示例:节点 testvm102 上的 Exim 监控失败后的状态:
[root@testvm101 ~]# pcs status
...
Node testvm102 (2): standby (on-fail)
Online: [ testvm101 ]
Full list of resources:
Clone Set: virtual_ip-clone [virtual_ip] (unique)
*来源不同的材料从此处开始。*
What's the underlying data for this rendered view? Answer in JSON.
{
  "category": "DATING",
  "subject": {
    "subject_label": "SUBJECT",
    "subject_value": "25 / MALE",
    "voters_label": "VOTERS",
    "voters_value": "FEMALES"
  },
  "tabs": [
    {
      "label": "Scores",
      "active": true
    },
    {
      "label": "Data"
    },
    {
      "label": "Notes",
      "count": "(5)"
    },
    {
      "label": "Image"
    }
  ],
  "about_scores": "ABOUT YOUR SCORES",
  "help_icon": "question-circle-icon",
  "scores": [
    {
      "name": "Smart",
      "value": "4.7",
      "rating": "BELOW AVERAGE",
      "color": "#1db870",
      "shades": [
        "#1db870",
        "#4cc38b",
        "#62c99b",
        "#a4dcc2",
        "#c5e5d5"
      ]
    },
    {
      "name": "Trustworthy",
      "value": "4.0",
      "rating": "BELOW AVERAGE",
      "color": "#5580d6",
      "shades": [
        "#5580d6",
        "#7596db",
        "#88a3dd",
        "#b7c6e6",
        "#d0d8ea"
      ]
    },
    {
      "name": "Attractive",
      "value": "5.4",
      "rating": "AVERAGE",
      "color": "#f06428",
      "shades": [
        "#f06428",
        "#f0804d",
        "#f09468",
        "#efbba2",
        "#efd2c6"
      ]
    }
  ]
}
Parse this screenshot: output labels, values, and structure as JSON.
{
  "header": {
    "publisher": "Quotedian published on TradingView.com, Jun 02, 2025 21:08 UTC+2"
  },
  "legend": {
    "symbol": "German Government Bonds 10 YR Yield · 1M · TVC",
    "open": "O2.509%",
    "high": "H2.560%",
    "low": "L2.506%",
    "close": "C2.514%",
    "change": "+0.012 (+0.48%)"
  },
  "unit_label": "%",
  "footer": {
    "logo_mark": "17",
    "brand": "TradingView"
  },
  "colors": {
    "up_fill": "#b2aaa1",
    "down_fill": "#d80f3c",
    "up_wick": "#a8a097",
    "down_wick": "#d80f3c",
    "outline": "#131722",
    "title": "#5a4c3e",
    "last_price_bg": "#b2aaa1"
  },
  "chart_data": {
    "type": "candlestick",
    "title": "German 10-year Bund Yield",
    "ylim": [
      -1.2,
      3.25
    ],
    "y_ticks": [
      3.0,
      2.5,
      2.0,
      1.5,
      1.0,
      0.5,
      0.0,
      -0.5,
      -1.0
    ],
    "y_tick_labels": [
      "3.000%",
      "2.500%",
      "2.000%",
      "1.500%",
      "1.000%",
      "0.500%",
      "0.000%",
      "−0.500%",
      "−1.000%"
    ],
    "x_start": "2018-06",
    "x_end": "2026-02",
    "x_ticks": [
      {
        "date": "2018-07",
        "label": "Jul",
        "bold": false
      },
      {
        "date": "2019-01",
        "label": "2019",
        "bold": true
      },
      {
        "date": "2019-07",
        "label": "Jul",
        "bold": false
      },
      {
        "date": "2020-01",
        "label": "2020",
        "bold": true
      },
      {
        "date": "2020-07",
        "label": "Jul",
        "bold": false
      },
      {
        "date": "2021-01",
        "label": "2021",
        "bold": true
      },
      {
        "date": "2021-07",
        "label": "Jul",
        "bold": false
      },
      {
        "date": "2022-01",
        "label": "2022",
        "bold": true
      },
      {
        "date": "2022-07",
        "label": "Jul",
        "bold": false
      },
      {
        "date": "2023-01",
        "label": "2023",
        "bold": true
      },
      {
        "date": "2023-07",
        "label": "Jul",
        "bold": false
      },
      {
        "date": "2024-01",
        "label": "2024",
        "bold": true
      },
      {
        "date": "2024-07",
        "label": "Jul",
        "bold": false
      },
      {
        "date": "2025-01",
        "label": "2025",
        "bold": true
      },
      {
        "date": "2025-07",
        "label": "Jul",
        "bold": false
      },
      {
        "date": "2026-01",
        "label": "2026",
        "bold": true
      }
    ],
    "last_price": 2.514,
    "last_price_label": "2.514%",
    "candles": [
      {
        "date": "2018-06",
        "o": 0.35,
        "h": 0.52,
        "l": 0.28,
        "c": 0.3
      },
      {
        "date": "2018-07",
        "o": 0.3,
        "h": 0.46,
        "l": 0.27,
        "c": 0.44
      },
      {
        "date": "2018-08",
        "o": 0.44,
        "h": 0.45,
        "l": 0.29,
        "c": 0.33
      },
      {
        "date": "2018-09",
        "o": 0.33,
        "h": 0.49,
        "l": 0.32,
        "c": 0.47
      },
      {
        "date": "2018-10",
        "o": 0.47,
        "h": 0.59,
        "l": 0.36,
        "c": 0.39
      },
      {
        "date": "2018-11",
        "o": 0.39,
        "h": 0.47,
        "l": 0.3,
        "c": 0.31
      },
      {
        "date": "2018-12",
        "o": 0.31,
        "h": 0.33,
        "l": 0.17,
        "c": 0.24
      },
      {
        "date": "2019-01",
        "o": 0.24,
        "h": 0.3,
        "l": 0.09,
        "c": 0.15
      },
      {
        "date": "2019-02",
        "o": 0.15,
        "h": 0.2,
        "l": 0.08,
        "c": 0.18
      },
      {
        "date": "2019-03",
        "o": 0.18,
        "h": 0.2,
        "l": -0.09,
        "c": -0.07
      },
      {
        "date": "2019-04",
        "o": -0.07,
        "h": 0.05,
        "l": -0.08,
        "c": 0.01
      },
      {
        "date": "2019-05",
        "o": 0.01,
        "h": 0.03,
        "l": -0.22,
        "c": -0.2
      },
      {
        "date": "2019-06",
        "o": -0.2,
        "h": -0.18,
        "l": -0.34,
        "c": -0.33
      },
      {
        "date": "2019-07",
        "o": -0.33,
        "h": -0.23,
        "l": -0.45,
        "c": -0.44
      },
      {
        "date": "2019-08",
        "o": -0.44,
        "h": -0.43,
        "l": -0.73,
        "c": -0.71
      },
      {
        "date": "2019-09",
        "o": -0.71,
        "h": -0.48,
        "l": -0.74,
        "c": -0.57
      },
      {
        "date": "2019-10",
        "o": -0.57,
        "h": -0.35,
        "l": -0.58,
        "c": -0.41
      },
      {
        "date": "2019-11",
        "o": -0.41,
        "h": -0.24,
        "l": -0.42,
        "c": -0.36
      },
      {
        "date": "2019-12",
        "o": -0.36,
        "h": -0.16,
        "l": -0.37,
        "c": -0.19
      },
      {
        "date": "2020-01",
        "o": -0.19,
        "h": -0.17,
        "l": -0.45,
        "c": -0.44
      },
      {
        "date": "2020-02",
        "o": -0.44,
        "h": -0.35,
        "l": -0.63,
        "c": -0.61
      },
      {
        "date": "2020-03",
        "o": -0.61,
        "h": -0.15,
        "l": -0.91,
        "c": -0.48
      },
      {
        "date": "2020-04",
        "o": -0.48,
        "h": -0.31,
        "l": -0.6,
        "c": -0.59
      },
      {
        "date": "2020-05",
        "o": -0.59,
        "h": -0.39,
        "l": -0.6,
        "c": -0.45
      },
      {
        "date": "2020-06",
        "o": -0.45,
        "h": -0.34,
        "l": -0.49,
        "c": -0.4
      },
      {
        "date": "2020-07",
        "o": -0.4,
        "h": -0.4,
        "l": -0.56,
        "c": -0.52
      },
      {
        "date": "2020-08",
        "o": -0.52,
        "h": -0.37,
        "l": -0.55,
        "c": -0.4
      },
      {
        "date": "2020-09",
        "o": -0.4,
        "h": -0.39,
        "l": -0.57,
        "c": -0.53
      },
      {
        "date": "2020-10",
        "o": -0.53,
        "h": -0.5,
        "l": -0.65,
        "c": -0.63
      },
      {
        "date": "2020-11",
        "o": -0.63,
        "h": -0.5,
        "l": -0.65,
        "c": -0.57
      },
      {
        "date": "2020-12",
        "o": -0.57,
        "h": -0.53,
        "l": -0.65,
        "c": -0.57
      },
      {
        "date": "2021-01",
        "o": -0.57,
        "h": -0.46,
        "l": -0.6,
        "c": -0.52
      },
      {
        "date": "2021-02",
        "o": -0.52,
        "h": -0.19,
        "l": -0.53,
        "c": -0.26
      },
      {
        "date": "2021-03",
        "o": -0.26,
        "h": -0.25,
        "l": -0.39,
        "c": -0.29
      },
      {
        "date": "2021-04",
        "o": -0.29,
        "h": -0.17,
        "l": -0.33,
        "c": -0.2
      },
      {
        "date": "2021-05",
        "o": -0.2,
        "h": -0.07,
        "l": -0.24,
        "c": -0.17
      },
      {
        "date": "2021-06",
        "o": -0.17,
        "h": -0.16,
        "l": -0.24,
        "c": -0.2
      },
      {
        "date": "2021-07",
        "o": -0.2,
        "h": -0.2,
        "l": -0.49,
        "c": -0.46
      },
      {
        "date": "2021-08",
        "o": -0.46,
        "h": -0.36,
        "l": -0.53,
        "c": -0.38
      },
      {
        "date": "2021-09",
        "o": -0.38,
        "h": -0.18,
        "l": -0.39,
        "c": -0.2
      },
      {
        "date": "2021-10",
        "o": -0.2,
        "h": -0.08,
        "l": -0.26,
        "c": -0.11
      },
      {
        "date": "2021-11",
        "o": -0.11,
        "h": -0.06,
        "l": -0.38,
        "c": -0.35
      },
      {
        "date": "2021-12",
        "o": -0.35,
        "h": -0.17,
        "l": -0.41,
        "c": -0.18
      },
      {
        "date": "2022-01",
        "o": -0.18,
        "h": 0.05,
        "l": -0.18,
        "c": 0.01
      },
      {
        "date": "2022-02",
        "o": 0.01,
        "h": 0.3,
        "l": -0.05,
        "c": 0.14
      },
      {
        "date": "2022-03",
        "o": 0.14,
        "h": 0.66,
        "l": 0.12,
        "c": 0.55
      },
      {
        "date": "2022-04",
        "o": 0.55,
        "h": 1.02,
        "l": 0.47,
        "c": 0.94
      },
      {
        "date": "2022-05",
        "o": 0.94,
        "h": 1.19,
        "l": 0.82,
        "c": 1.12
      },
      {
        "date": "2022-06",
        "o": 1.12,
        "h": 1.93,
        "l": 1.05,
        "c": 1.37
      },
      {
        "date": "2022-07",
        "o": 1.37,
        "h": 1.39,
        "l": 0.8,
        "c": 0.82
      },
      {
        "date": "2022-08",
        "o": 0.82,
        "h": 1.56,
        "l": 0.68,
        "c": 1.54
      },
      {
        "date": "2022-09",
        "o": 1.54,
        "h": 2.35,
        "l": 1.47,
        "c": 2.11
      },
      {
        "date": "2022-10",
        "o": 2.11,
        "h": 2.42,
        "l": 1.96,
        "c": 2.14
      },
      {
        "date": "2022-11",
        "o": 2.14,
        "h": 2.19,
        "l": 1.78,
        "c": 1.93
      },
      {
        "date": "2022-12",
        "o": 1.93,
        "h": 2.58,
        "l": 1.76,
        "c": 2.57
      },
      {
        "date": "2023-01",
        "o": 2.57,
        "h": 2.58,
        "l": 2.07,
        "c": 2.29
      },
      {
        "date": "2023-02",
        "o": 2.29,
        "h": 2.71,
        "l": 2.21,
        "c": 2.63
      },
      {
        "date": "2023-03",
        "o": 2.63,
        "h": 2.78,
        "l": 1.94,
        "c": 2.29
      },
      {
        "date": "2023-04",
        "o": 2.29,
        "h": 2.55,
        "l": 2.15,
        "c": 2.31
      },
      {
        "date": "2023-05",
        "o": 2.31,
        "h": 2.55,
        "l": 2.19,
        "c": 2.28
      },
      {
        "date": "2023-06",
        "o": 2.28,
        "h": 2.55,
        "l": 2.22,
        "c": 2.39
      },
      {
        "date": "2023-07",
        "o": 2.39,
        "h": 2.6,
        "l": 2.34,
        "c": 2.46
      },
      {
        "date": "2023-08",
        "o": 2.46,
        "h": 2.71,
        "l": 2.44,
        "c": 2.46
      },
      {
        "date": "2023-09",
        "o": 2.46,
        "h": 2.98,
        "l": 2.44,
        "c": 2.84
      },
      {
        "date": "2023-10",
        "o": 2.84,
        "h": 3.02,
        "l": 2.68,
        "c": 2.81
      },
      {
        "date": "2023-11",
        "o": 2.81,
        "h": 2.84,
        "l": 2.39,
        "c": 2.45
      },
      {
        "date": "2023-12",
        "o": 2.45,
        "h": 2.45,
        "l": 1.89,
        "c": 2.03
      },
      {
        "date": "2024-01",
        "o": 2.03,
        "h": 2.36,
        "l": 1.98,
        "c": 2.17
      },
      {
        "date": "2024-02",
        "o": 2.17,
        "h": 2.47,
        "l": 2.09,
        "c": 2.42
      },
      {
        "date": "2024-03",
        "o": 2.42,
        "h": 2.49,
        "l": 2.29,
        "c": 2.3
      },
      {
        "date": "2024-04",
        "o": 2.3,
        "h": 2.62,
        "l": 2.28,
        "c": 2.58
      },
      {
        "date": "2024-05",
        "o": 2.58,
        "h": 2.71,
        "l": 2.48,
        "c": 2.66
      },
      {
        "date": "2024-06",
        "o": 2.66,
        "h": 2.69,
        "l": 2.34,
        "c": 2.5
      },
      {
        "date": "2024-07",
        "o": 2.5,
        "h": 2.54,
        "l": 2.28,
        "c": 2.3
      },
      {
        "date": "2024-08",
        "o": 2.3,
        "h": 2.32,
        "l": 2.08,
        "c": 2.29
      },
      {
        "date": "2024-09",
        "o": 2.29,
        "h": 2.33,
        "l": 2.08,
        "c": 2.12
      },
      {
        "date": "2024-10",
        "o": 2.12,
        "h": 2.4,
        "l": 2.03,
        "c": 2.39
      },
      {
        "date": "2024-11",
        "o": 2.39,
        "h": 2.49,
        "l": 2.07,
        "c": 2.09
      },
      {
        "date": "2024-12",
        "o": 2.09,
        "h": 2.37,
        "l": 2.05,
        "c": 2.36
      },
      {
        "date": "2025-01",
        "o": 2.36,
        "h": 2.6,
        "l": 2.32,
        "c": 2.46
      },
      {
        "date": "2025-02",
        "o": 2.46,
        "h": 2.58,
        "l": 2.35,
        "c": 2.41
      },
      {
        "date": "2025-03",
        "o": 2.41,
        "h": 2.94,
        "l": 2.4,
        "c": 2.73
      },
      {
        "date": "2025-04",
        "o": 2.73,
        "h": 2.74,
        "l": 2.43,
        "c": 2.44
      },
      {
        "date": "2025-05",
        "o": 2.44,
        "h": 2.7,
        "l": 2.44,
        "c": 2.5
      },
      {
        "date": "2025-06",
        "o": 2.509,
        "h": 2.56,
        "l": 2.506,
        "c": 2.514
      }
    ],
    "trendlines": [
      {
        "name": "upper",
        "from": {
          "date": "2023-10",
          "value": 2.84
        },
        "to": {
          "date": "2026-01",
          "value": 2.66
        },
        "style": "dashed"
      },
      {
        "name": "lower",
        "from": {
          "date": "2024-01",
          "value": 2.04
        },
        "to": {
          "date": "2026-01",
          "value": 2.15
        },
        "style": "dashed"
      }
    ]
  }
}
virtual_ip:0 (ocf::heartbeat:IPaddr2): Started testvm101
virtual_ip:1 (ocf::heartbeat:IPaddr2): Started testvm101
Clone Set: exim-clone [exim] (unique)
exim:0 (systemd:exim): Started testvm101
exim:1 (systemd:exim): Started testvm101
Failed actions:
exim:0_monitor_30000 on testvm102 'not running' (7): call=150, status=complete, last-rc-change='Wed Jan 28 16:33:59 2015', queued=5ms, exec=15004ms
我正在运行 exim-resource 的资源清理来重置失败计数:
[root@testvm101 ~]# pcs resource cleanup exim-clone
Resource: exim-clone successfully cleaned up
经过短暂的时间后,状态看起来不错(实际上也运行良好):
[root@testvm101 ~]# pcs status
...
Online: [ testvm101 testvm102 ]
Full list of resources:
Clone Set: virtual_ip-clone [virtual_ip] (unique)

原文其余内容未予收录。